83. Auszug aus dem Urteil der I. öffentlichrechtlichen Abteilung vom
10. Juni 1982 i.S. Erben Bertschy-Ringier gegen SBB, Kreis 2, und Präsident
der Eidg. Schätzungskommission, Kreis 9 Regeste

    Art. 76 EntG; vorzeitige Besitzeinweisung.

    Das mit der vorzeitigen Besitzeinweisung verbundene Risiko, bei
nachträglicher Gutheissung einer Einsprache den früheren Zustand -
ungeachtet des Kostenaufwandes - wiederherstellen zu müssen, trägt
ausschliesslich der Enteigner.

Sachverhalt

    A.- Die Schweizerischen Bundesbahnen haben im Rahmen eines
Sanierungsprogrammes in der luzernischen Gemeinde Meggen drei
Niveau-Übergänge (Bodenmattweg, Eiholzweg und Benzholzstrasse) aufgehoben
und beabsichtigen, die bereits bestehende Unterführung Habsburgstrasse, die
nunmehr auch den Fahrverkehr von der Benzholzstrasse aufnehmen muss, durch
ein neues, um einige Meter verschobenes und grösseres Unterführungs-Bauwerk
zu ersetzen.
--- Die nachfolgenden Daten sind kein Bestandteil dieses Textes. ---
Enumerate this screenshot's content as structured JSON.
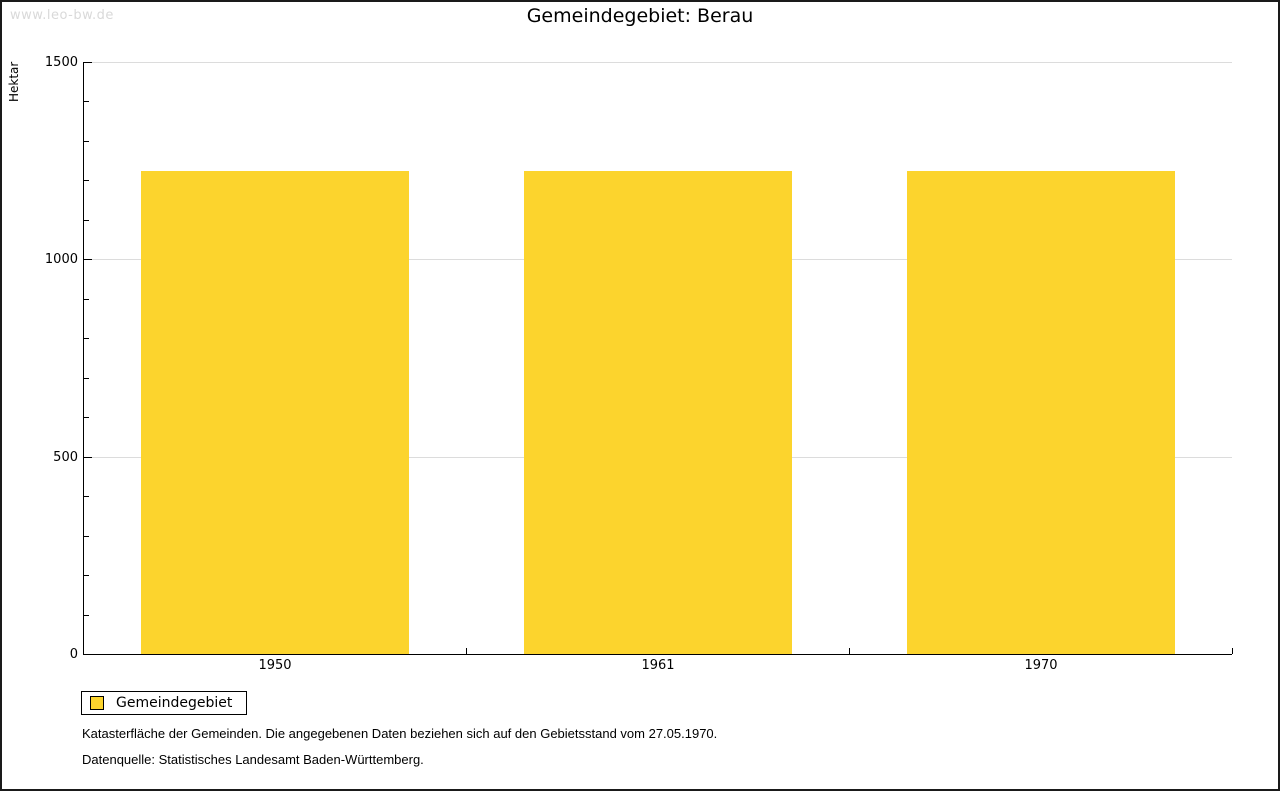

Gleichzeitig soll die Habsburgstrasse erweitert, mit einem
Trottoir versehen und ihre Linienführung auf einer Länge von knapp 200
m bis zur Einmündung in die Seestrasse verbessert werden.

    Für die durch die neue Unterführung bedingte Verlegung der
Habsburgstrasse benötigen die SBB ca. 875 m2 der Parzelle Nr. 257 (GB
Meggen) im Halte von insgesamt 24'559 m2, die zur Zeit zum übrigen
Gemeindegebiet gehört und im Eigentum der Erben Bertschy-Ringier
steht. Da sich die Grundeigentümer zur Abtretung dieser Fläche nicht
bereit erklärten, leitete der Präsident der Schätzungskommission, Kreis 9,
ein abgekürztes Enteignungsverfahren ein. Die Enteigneten erhoben gegen
das Projekt Einsprache und bestritten, dass den SBB für die Verlegung
der Habsburgstrasse das Enteignungsrecht zustehe; eventuell wurde eine
Planänderung beantragt.

    Nach Durchführung der Einigungsverhandlung bewilligte der
Schätzungskommissions-Präsident den SBB auf ihr Begehren hin die
vorzeitige Inbesitznahme jenen Teils des Grundstückes Nr. 257, der nach den
Enteignungsplänen nördlich des Querprofils 4 liegt. Gegen diesen Entscheid
haben die Erben Bertschy-Ringier Verwaltungsgerichtsbeschwerde erhoben,
welche vom Bundesgericht abgewiesen wird.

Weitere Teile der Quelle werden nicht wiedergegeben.